Les plus hautes autorités en charge de la Transition dans notre pays sont décidées et déterminées à réduire le train de vie de l’Etat. Des initiatives sont prises dans ce sens. C’est ce qui justifie la baisse des indemnités au Conseil National de Transition (CNT) de 400 000 FCFA par personne et 550 000 FCFA pour les membres du bureau. Il s’agit là d’un coup dur pour les ‘’marmitologues’’ de cette institution, prêts à tout pour leur ventre.
Nul doute, il y a des femmes et des hommes exceptionnels au CNT qui se battent avec honneur, dignité, dévouement, intégrité dans l’anonymat total pour le plus grand bonheur du pays et des communautés. Par contre, certains qui avaient presque toutes les difficultés du monde pour pouvoir joindre les deux bouts au quotidien, font de cette institution une sorte de vache laitière qui ne dit pas son nom. Ils sont prêts à tout pour leur ventre. Dans ce cadre, ils agissent à visage découvert avec des comportements qui ne font pas la fierté d’une Institution aussi importante que le CNT qui fait partie des vitrines incontournables de notre pays.

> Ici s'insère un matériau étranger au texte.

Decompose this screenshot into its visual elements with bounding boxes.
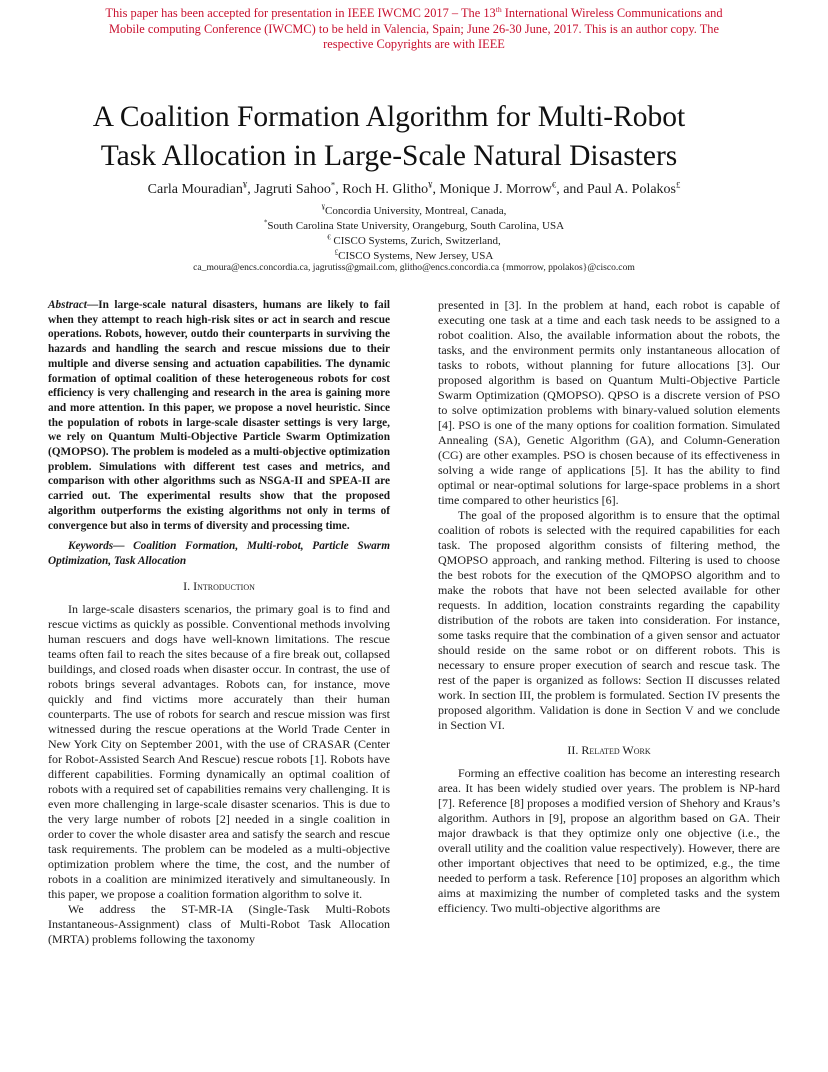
index-terms: Keywords— Coalition Formation, Multi-robot, Particle Swarm Optimization, Task Allocation bbox=[48, 540, 390, 567]
author-emails: ca_moura@encs.concordia.ca, jagrutiss@gmail.com, glitho@encs.concordia.ca {mmorrow, ppolakos}@cisco.com bbox=[193, 262, 635, 273]
author: Roch H. Glitho¥ bbox=[342, 179, 433, 197]
notice-line-1: This paper has been accepted for presentation in IEEE IWCMC 2017 – The 13th International Wireless Communications and bbox=[105, 4, 723, 20]
section-heading-related-work: II. Related Work bbox=[567, 743, 651, 757]
notice-line-2: Mobile computing Conference (IWCMC) to be held in Valencia, Spain; June 26-30 June, 2017. This is an author copy. The bbox=[108, 21, 719, 36]
body-paragraph: In large-scale disasters scenarios, the primary goal is to find and rescue victims as quickly as possible. Conventional methods involving human rescuers and dogs have well-known limitations. The rescue teams often fail to reach the sites because of a fire break out, collapsed buildings, and closed roads when disaster occur. In contrast, the use of robots brings several advantages. Robots can, for instance, move quickly and find victims more accurately than their human counterparts. The use of robots for search and rescue mission was first witnessed during the rescue operations at the World Trade Center in New York City on September 2001, with the use of CRASAR (Center for Robot-Assisted Search And Rescue) rescue robots [1]. Robots have different capabilities. Forming dynamically an optimal coalition of robots with a required set of capabilities remains very challenging. It is even more challenging in large-scale disaster scenarios. This is due to the very large number of robots [2] needed in a single coalition in order to cover the whole disaster area and satisfy the search and rescue task requirements. The problem can be modeled as a multi-objective optimization problem where the time, the cost, and the number of robots in a coalition are minimized iteratively and simultaneously. In this paper, we propose a coalition formation algorithm to solve it. bbox=[48, 601, 390, 901]
author: Monique J. Morrow€ bbox=[439, 179, 557, 197]
left-column bbox=[48, 298, 390, 947]
affiliation-list bbox=[60, 204, 768, 264]
abstract bbox=[48, 298, 390, 533]
body-paragraph: presented in [3]. In the problem at hand, each robot is capable of executing one task at a time and each task needs to be assigned to a robot coalition. Also, the available information about the robots, the tasks, and the environment permits only instantaneous allocation of tasks to robots, without planning for future allocations [3]. Our proposed algorithm is based on Quantum Multi-Objective Particle Swarm Optimization (QMOPSO). QPSO is a discrete version of PSO to solve optimization problems with binary-valued solution elements [4]. PSO is one of the many options for coalition formation. Simulated Annealing (SA), Genetic Algorithm (GA), and Column-Generation (CG) are other examples. PSO is chosen because of its effectiveness in solving a wide range of applications [5]. It has the ability to find optimal or near-optimal solutions for large-space problems in a short time compared to other heuristics [6]. bbox=[438, 298, 780, 507]
publication-notice bbox=[60, 6, 768, 53]
author: Paul A. Polakos£ bbox=[586, 179, 681, 197]
title-line-2: Task Allocation in Large-Scale Natural Disasters bbox=[100, 140, 678, 172]
author-list: Carla Mouradian¥, Jagruti Sahoo*, Roch H. Glitho¥, Monique J. Morrow€, and Paul A. Polakos£ bbox=[147, 179, 681, 197]
body-paragraph: Forming an effective coalition has become an interesting research area. It has been widely studied over years. The problem is NP-hard [7]. Reference [8] proposes a modified version of Shehory and Kraus’s algorithm. Authors in [9], propose an algorithm based on GA. Their major drawback is that they optimize only one objective (i.e., the overall utility and the coalition value respectively). However, there are other important objectives that need to be optimized, e.g., the time needed to perform a task. Reference [10] proposes an algorithm which aims at maximizing the number of completed tasks and the system efficiency. Two multi-objective algorithms are bbox=[438, 766, 780, 915]
author: Jagruti Sahoo* bbox=[254, 179, 336, 197]
affiliation: € CISCO Systems, Zurich, Switzerland, bbox=[327, 234, 501, 247]
title-line-1: A Coalition Formation Algorithm for Multi-Robot bbox=[92, 101, 686, 133]
body-paragraph: The goal of the proposed algorithm is to ensure that the optimal coalition of robots is selected with the required capabilities for each task. The proposed algorithm consists of filtering method, the QMOPSO approach, and ranking method. Filtering is used to choose the best robots for the execution of the QMOPSO algorithm and to make the robots that have not been selected available for other requests. In addition, location constraints regarding the capability distribution of the robots are taken into consideration. For instance, some tasks require that the combination of a given sensor and actuator should reside on the same robot or on different robots. This is necessary to ensure proper execution of search and rescue task. The rest of the paper is organized as follows: Section II discusses related work. In section III, the problem is formulated. Section IV presents the proposed algorithm. Validation is done in Section V and we conclude in Section VI. bbox=[438, 508, 780, 732]
affiliation: *South Carolina State University, Orangeburg, South Carolina, USA bbox=[263, 219, 565, 232]
affiliation: ¥Concordia University, Montreal, Canada, bbox=[321, 204, 507, 217]
right-column bbox=[438, 298, 780, 916]
notice-line-3: respective Copyrights are with IEEE bbox=[323, 37, 505, 51]
section-heading-introduction: I. Introduction bbox=[183, 578, 255, 593]
affiliation: £CISCO Systems, New Jersey, USA bbox=[334, 249, 494, 262]
abstract-text: —In large-scale natural disasters, humans are likely to fail when they attempt to reach high-risk sites or act in search and rescue operations. Robots, however, outdo their counterparts in surviving the hazards and handling the search and rescue missions due to their multiple and diverse sensing and actuation capabilities. The dynamic formation of optimal coalition of these heterogeneous robots for cost efficiency is very challenging and research in the area is gaining more and more attention. In this paper, we propose a novel heuristic. Since the population of robots in large-scale disaster settings is very large, we rely on Quantum Multi-Objective Particle Swarm Optimization (QMOPSO). The problem is modeled as a multi-objective optimization problem. Simulations with different test cases and metrics, and comparison with other algorithms such as NSGA-II and SPEA-II are carried out. The experimental results show that the proposed algorithm outperforms the existing algorithms not only in terms of convergence but also in terms of diversity and processing time. bbox=[48, 299, 390, 532]
paper-title bbox=[30, 98, 748, 176]
author: Carla Mouradian¥ bbox=[147, 179, 248, 197]
body-paragraph: We address the ST-MR-IA (Single-Task Multi-Robots Instantaneous-Assignment) class of Multi-Robot Task Allocation (MRTA) problems following the taxonomy bbox=[48, 901, 390, 946]
abstract-label: Abstract bbox=[48, 299, 87, 311]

Ils sautent sur toutes les occasions, même les plus mauvaises, pourvu que leurs marmites continuent à bouillir. Loin des intérêts du pays et des communautés, ceux-ci ne se battent que pour des intérêts personnels. Ces comportements sont vraiment dommageables, surtout dans un pays en crise comme le nôtre. C’est ce qui fait que la révocation des membres du CNT est régulièrement réclamée par-ci et par-là. Heureusement que les plus hautes autorités ne tiennent qu’à la bonne marche des affaires publiques. Le Président de la Transition, Chef de l’Etat, le Général d’Armée Assimi Goïta accorde une importance particulière à cet aspect.

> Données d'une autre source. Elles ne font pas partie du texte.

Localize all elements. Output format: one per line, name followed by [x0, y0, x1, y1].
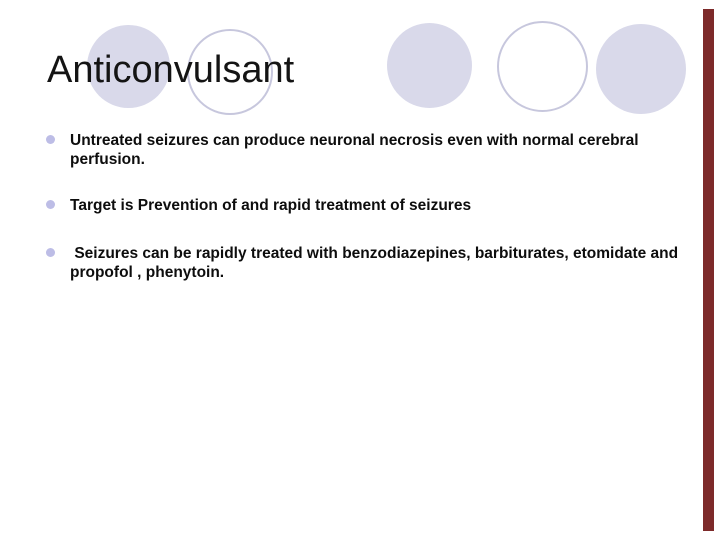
- bullet-marker-icon: [46, 135, 55, 144]
- accent-stripe: [703, 9, 714, 531]
- bullet-marker-icon: [46, 200, 55, 209]
- bullet-item-text: Seizures can be rapidly treated with benzodiazepines, barbiturates, etomidate and propofol , phenytoin.: [70, 245, 687, 281]
- bullet-item-text: Untreated seizures can produce neuronal necrosis even with normal cerebral perfusion.: [70, 132, 643, 168]
- decor-circle-filled-3: [387, 23, 472, 108]
- bullet-item-text: Target is Prevention of and rapid treatment of seizures: [70, 197, 472, 214]
- decor-circle-filled-5: [596, 24, 686, 114]
- slide-title: Anticonvulsant: [47, 49, 295, 91]
- bullet-marker-icon: [46, 248, 55, 257]
- decor-circle-outlined-4: [497, 21, 588, 112]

Faut-il le rappeler, si elle était initialement inscrite à l’ordre du jour de la plénière du 29 mai 2025, la nouvelle délibération sur la loi organique fixant les indemnités et autres avantages alloués aux membres du Conseil National de Transition (CNT) a finalement été votée, le jeudi 12 juin 2025, à huis clos. Toute chose qui fait que chaque membre du CNT renonce désormais à 400 000 FCFA, contre 550 000 FCFA pour les membres du bureau.La loi organique N°2023-058/CNT-RM fixant les avantages, indemnités et autres traitements des membres du CNT a passé devant les sages de la Cour Constitutionnelle à deux reprises.
Dans ce cadre, dans un premier arrêt rendu le 18 avril 2024, la Cour Constitutionnelle avait déclaré que certains articles, notamment l’article numéro 9 de ladite loi, était conforme à la Charte de la Transition et à la Constitution. Elle avait cependant demandé la reformulation des articles 2 et 3 et déclaré non conformes à la Constitution et à la Charte les dispositions des articles 1, 4, 5, 6, 7 et 8. Le même projet a été renvoyé, le jeudi 29 mai 2025, au niveau du Conseil National de Transition (CNT) pour modifications.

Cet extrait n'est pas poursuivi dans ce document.